I am not aware of those criticisms. Are they available online?


> Once the nature of value is understood, all belief
> in the necessity of the
> bourgeois mode of production vanishes.

The difficult part is getting people to grasp the nature of value. Especially among Marxists, value tends to be reified into an eternal feature of human productive activity. I have even heard such an argument made by a poster on this list. But Marx is concerned with the forms that certain relationships between humans take in capitalism. The Value form is at the core of what makes capitalism. To see value as an anthropological constant is to succumb to and reproduce the fetish.
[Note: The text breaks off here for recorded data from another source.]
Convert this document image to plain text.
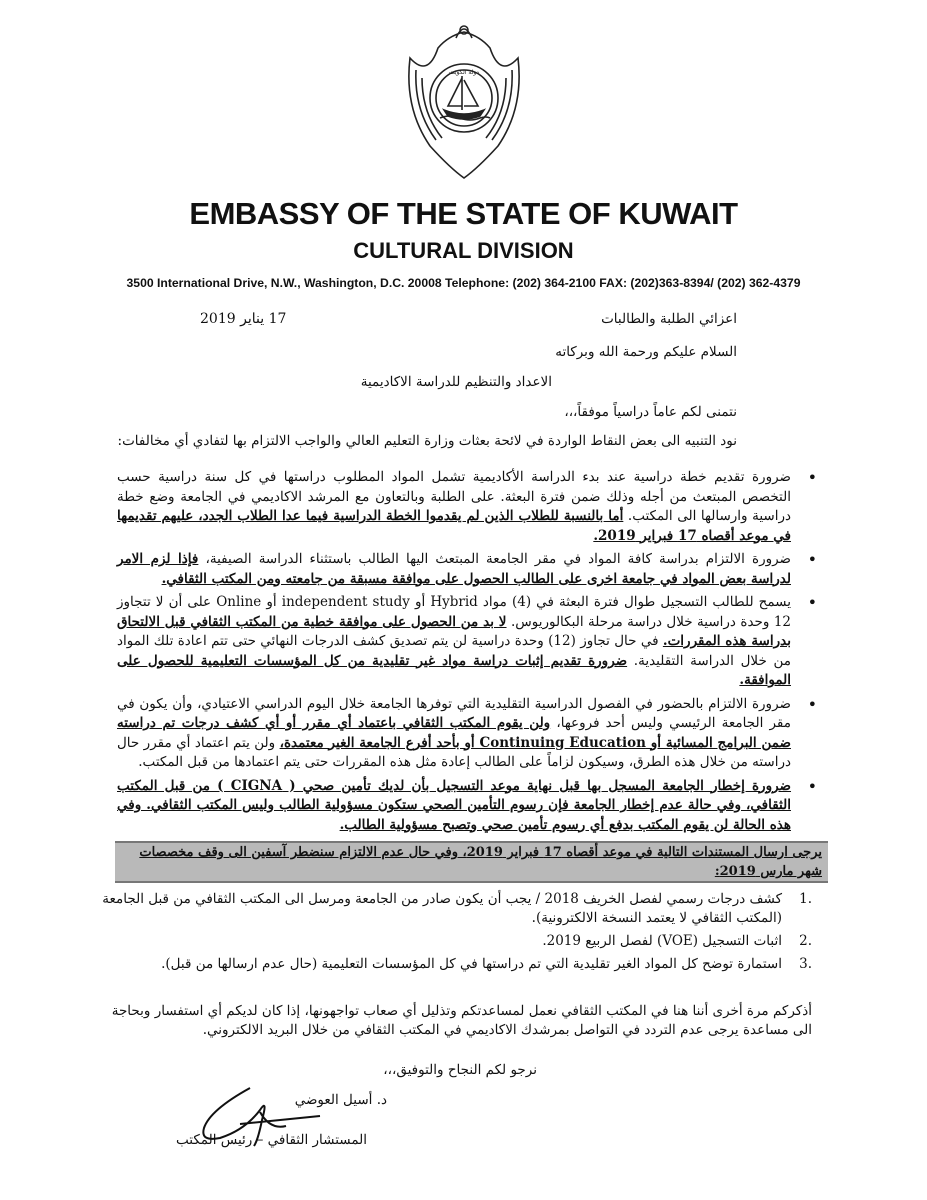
دولة الكويت
EMBASSY OF THE STATE OF KUWAIT
CULTURAL DIVISION
3500 International Drive, N.W., Washington, D.C. 20008 Telephone: (202) 364-2100 FAX: (202)363-8394/ (202) 362-4379
17 يناير 2019	اعزائي الطلبة والطالبات
السلام عليكم ورحمة الله وبركاته
الاعداد والتنظيم للدراسة الاكاديمية
نتمنى لكم عاماً دراسياً موفقاً،،،
نود التنبيه الى بعض النقاط الواردة في لائحة بعثات وزارة التعليم العالي والواجب الالتزام بها لتفادي أي مخالفات:
• ضرورة تقديم خطة دراسية عند بدء الدراسة الأكاديمية تشمل المواد المطلوب دراستها في كل سنة دراسية حسب التخصص المبتعث من أجله وذلك ضمن فترة البعثة. على الطلبة وبالتعاون مع المرشد الاكاديمي في الجامعة وضع خطة دراسية وارسالها الى المكتب. أما بالنسبة للطلاب الذين لم يقدموا الخطة الدراسية فيما عدا الطلاب الجدد، عليهم تقديمها في موعد أقصاه 17 فبراير 2019.
• ضرورة الالتزام بدراسة كافة المواد في مقر الجامعة المبتعث اليها الطالب باستثناء الدراسة الصيفية، فإذا لزم الامر لدراسة بعض المواد في جامعة اخرى على الطالب الحصول على موافقة مسبقة من جامعته ومن المكتب الثقافي.
• يسمح للطالب التسجيل طوال فترة البعثة في (4) مواد Hybrid أو independent study أو Online على أن لا تتجاوز 12 وحدة دراسية خلال دراسة مرحلة البكالوريوس. لا بد من الحصول على موافقة خطية من المكتب الثقافي قبل الالتحاق بدراسة هذه المقررات. في حال تجاوز (12) وحدة دراسية لن يتم تصديق كشف الدرجات النهائي حتى تتم اعادة تلك المواد من خلال الدراسة التقليدية. ضرورة تقديم إثبات دراسة مواد غير تقليدية من كل المؤسسات التعليمية للحصول على الموافقة.
• ضرورة الالتزام بالحضور في الفصول الدراسية التقليدية التي توفرها الجامعة خلال اليوم الدراسي الاعتيادي، وأن يكون في مقر الجامعة الرئيسي وليس أحد فروعها، ولن يقوم المكتب الثقافي باعتماد أي مقرر أو أي كشف درجات تم دراسته ضمن البرامج المسائية أو Continuing Education أو بأحد أفرع الجامعة الغير معتمدة، ولن يتم اعتماد أي مقرر حال دراسته من خلال هذه الطرق، وسيكون لزاماً على الطالب إعادة مثل هذه المقررات حتى يتم اعتمادها من قبل المكتب.
• ضرورة إخطار الجامعة المسجل بها قبل نهاية موعد التسجيل بأن لديك تأمين صحي ( CIGNA ) من قبل المكتب الثقافي، وفي حالة عدم إخطار الجامعة فإن رسوم التأمين الصحي ستكون مسؤولية الطالب وليس المكتب الثقافي. وفي هذه الحالة لن يقوم المكتب بدفع أي رسوم تأمين صحي وتصبح مسؤولية الطالب.
يرجى ارسال المستندات التالية في موعد أقصاه 17 فبراير 2019، وفي حال عدم الالتزام سنضطر آسفين الى وقف مخصصات شهر مارس 2019:
.1
كشف درجات رسمي لفصل الخريف 2018 / يجب أن يكون صادر من الجامعة ومرسل الى المكتب الثقافي من قبل الجامعة (المكتب الثقافي لا يعتمد النسخة الالكترونية).
.2
اثبات التسجيل (VOE) لفصل الربيع 2019.
.3
استمارة توضح كل المواد الغير تقليدية التي تم دراستها في كل المؤسسات التعليمية (حال عدم ارسالها من قبل).
أذكركم مرة أخرى أننا هنا في المكتب الثقافي نعمل لمساعدتكم وتذليل أي صعاب تواجهونها، إذا كان لديكم أي استفسار وبحاجة الى مساعدة يرجى عدم التردد في التواصل بمرشدك الاكاديمي في المكتب الثقافي من خلال البريد الالكتروني.
نرجو لكم النجاح والتوفيق،،،
د. أسيل العوضي
المستشار الثقافي – رئيس المكتب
Too long the left has seens capitalism as being defined by the domination of a particular social class, or an inegalitarian distribution of property. But Marx himself notes that social classes as they appear in the account of Capital are character masks. I don't think this is an idiosyncrasy of Marx's account. If classes as they appear in Capital are merely character masks, it is because for Marx the imperatives of the value form are central.

Richard Harris wrote:


>I'm not sure I even understand what we need to
reverse >this separation, i.e. to end capitalism. What is our >political project in the world as it now is, except as >a saying no to the institutions of capital?

This is a question that plagues me constantly. I liked some of what John Holloway has to say in his book Change the World Without Taking Power, but I think many of the criticisms made by Daniel Bensaid in Un monde &#224; changer (German title: Eine Welt zu Ver&#228;ndern) are very pertinent. But as eloquent as his critique of Holloway is, I don't see that he has much to offer other than a post-modernized Leninism.

I am intriqued by attempts at de-valorization in everyday life, like free software, squatted housing, communal kitchens, the "umsonst" campaigns in some German cities but ultimately these kind of projects are damned to live as anamolous phenomena at the margins of commodity society without a wider movement for communism.

And how do we get that wider movement for communism?